Como un sueño imposible que busca el toreo y todo se le hace oscuro, porque falla el corazón, José Ortega Gómez «Gallito Chico», intentó ser figura del toreo. Estrella fugaz, con él se rompe la cuerda dinástica. Hijo de Enrique Ortega «Cuco», banderillero de Joselito, y de Gabriela Gómez Ortega, hermana de los «Gallo», Rafael, Fernando y José, por tanto, nieto del señor Fernando Gómez «El Gallo» y de la célebre señora Gabriela Ortega Feria. Desde que comenzó a silabe­ar ha andado alrededor del ambiente taurómaco.

      Nacido en Alcalá de Guadaira, el 26 de septiembre de 1923, necesa­riamente había de ser torero. Apoyado en su apellido, rompe a torear por plazas de Sevilla y Cádiz. Con más gracia que ingenio, se le ve torear en tentaderos y novilladas sin picadores. Cuando está suficientemente pre­parado aspira a que le vean en Madrid, la plaza que da y quita. El simple anuncio de su apodo torero ya le concede un crédito ante la afición. Des­pués, a él, corresponde consolidarlo.

      El 22 de agosto de 1943, queda anunciada su presentación en la Pla­za de las Ventas para estoquear novillos de los herederos de doña María de Montalvo, con Fidel Rosalem «Rosalito» y Eugenio Fernández «Angele­te». Su primer astado, marcado con el número 37, castaño, se llamaba «Sal­tador». Ese día su clavel, que iba floreciendo, se corta en flor, no hubo suerte en su primera salida al ruedo madrileño.
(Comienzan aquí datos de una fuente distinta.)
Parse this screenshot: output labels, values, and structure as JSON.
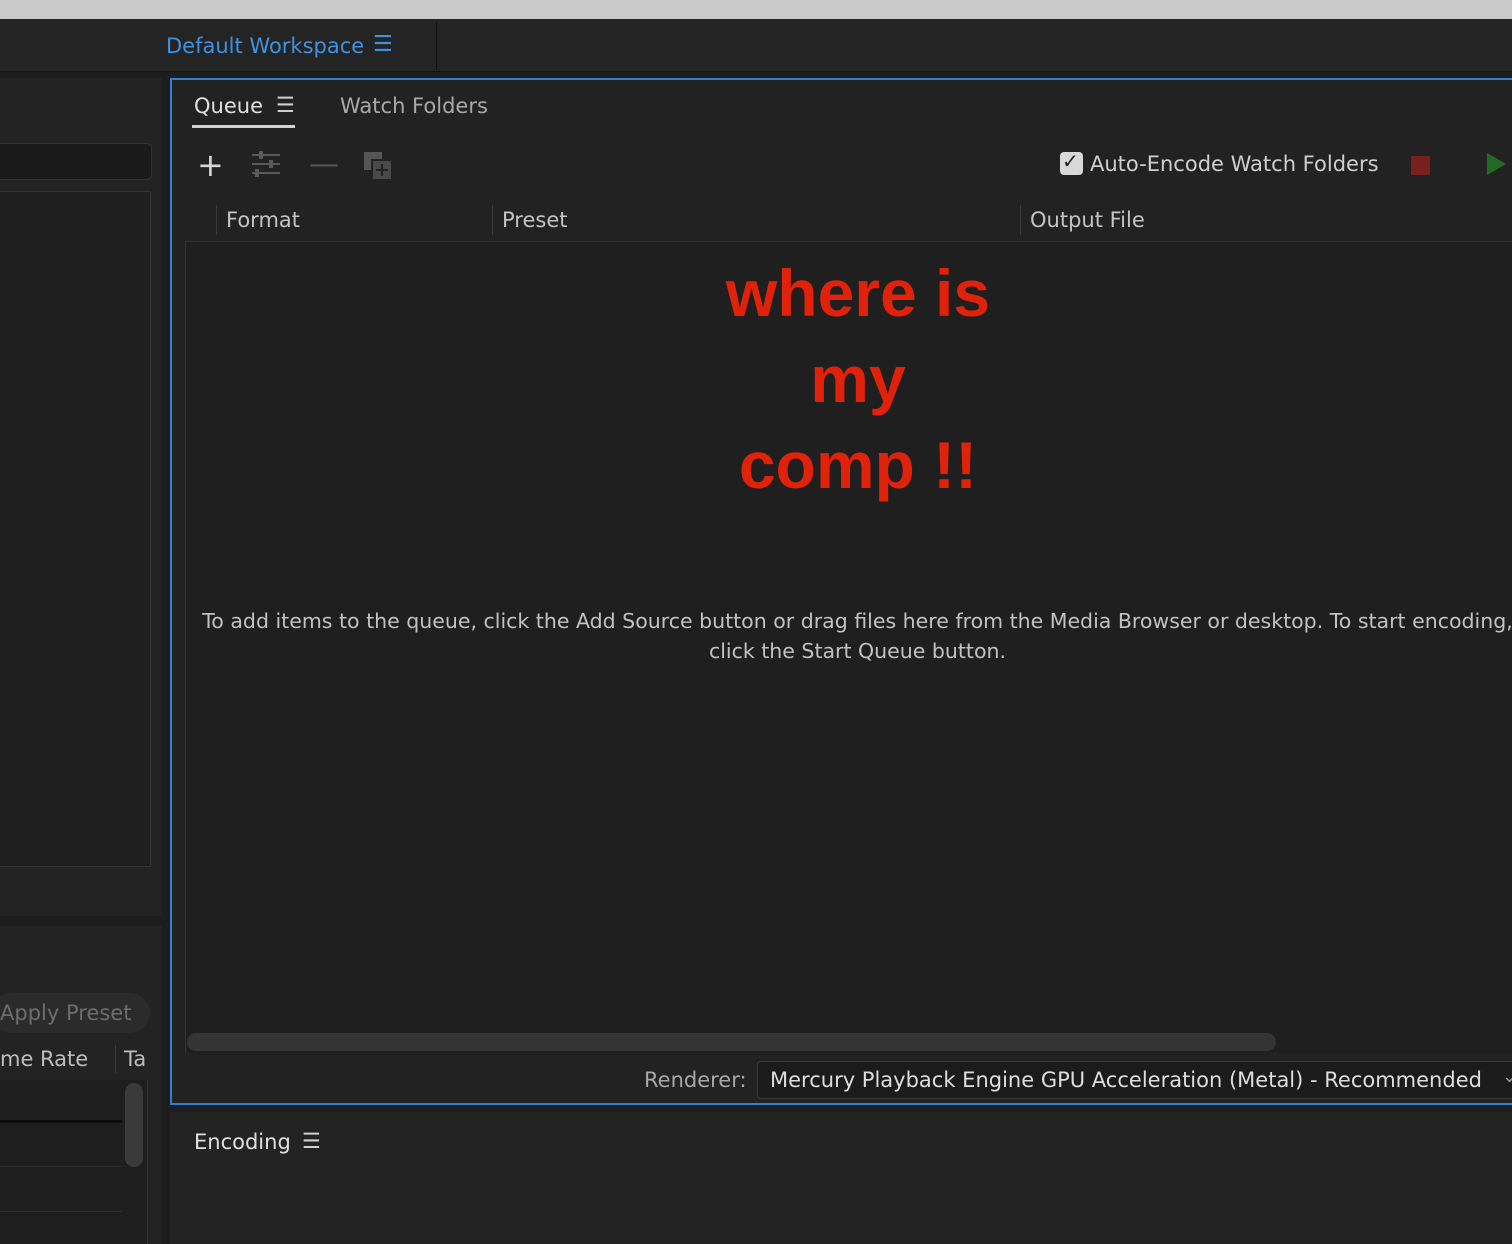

Sus ilusiones y aspira­ciones le duraron un instante, como tallo de espiga abatido por el viento.

      La gravísima cogida que sufre el 19 de agosto de 1945, en la locali­dad madrileña de Miraflores de la Sierra, actuando en un festival, acen­túa su claudicación torera. Vencido su empeño, vacilante ante la triza de su destino, sin ilusión ninguna, como lleno de penas melancólicas, vago de afán, emprende la oscura senda de abandonar muleta y estoque antes que la fatiga le pierda totalmente. Termina pasándose al escalafón de pla­ta del toreo.

      Conocimientos del oficio torero le sobran. Su eficacia con el capote de brega la demuestra en las cuadrillas de Rafael Mariscal, Juan Posada, Alfredo Leal, Manuel Carra, Pedro Martínez «Pedres», Antonio Chenel «Antoñete» y Jaime Ostos.

      Desde aquellos días en que empezaba a torear, siempre ha estado preso de un conformismo íntimo, como si se dejase llevar por las olas sin que jamás le obliguen a nada.

      Tras su paso por Madrid, sin ambición, sin arder en fuego de fe, sin ilusión, parecía que su voluntad había muerto en una noche de luna. Sin molestar nunca, casi en silencio, continúa su andadura en los ruedos has­ta que, ya veterano, se retira para dedicarse a dirigir la carrera artística de su hija, destacada «bailaora» de flamenco. Gran persona, toda bondad, le seduce más que el toreo, el cante «jondo», aunque de ambos temas sabe una «jartá». Para entonarse sólo le basta una voz nacida de la tierra sonando al áureo son de la guitarra. ¡Enhorabuena, José!, que para cen­trarte en tu verdad primera, te basta una voz rompiendo la rutina diaria, y así se te entona el ánimo.